On my page, people can choose to either view a pdf-file (on screen) or to download it. (to view it later on when they're offline)
When users choose to download, the code is executed once. I am keeping track of this with a counter and it increments by 1 for each download. So, this option is working fine and can be seen in the if-block below.
When users choose to view the file, the pdf file is displayed - so that's OK - but the counter increments by 2 for each view. This code is run from the else-block below.
I also checked the "Yii trace" and it is really going through all of it twice, but only when viewing the file...
if ($mode==Library::DOWNLOAD_FILE){
//DOWNLOAD
Yii::app()->getRequest()->sendFile($fileName, #file_get_contents( $rgFiles[0] ) );
Yii::app()->end();
}
else {
//VIEW
// Set up PDF headers
header('Content-type: application/pdf');
header('Content-Disposition: inline; filename="' . $rgFiles[0] . '"');
header('Content-Transfer-Encoding: binary');
header('Content-Length: ' . filesize($rgFiles[0]));
header('Accept-Ranges: bytes');
// Render the file
readfile($rgFiles[0]);
Yii::app()->end();
}
}
I tried a few other options, just to see how it would cause this to run twice:
When removing the "PDF headers" from the code above, the counter is
incremented by 1, but I obviously only get garbage on the screen...

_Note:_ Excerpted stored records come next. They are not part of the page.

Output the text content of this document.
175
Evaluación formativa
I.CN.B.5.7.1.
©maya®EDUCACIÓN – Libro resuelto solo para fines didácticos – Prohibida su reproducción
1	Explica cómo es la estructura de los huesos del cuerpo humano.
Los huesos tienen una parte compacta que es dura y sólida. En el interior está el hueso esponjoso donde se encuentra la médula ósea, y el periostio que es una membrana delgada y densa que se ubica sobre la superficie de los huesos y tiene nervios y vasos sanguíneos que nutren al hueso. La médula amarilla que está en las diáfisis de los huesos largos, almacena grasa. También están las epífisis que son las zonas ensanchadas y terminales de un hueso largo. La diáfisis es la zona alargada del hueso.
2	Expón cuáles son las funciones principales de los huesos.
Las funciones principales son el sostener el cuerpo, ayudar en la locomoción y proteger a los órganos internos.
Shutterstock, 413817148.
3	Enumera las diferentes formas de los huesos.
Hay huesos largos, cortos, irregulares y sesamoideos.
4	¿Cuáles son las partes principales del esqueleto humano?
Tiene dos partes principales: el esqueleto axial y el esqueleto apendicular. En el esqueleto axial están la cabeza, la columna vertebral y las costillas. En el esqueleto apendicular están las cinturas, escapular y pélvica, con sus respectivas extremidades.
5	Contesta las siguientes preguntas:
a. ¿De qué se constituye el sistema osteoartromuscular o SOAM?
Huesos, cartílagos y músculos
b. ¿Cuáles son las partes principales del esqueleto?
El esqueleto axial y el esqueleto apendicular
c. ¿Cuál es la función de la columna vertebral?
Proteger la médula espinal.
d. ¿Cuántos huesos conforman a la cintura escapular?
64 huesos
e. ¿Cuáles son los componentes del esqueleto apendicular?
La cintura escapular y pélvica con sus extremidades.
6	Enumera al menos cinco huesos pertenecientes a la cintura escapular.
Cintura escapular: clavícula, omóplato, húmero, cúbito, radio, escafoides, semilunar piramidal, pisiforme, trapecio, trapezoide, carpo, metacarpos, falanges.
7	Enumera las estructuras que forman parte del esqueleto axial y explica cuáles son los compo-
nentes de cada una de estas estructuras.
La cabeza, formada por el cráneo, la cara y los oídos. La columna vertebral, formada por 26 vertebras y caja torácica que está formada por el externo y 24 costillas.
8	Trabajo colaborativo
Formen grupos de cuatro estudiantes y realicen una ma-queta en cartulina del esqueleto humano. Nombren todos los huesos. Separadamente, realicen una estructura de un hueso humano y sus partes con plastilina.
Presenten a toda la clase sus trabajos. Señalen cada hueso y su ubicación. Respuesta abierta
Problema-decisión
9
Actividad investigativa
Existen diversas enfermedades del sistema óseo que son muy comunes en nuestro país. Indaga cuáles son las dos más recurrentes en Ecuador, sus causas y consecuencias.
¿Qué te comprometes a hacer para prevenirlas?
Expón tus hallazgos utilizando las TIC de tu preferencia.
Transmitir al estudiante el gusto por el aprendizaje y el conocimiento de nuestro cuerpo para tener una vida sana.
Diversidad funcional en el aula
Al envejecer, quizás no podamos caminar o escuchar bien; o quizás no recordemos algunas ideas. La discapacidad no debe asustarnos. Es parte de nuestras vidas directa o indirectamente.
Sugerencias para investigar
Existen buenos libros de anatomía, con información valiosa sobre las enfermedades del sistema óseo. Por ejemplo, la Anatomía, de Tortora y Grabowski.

If I get rid off the readfile command, the counter is also incremented by 1,
but the browser won't render the pdf (because it is not getting the data without this line)...
So, it's only when going through the else-block that all of it (Yii request) is executed twice...
Thanks in advance for any suggestions...
I think that is because with the sendFile() method you open the file actually just once, and in the else branch you really open it twice.
In the if branch you open the file once with the file_get_contents() and pass the file as a string to the sendFile() method and then it counts the size of this string, outputs headers, etc: http://www.yiiframework.com/doc/api/1.1/CHttpRequest#sendFile-detail
In the else branch you open the file first with the filesize() and then also with the readfile() method.
I think you could solve this problem by rewriting the else branch similar to the sendFile() method:
Basically read in the file with file_get_contents() into a string, and then count the length of this string with mb_strlen(). After you output the headers, just echo the content of the file without reopening it.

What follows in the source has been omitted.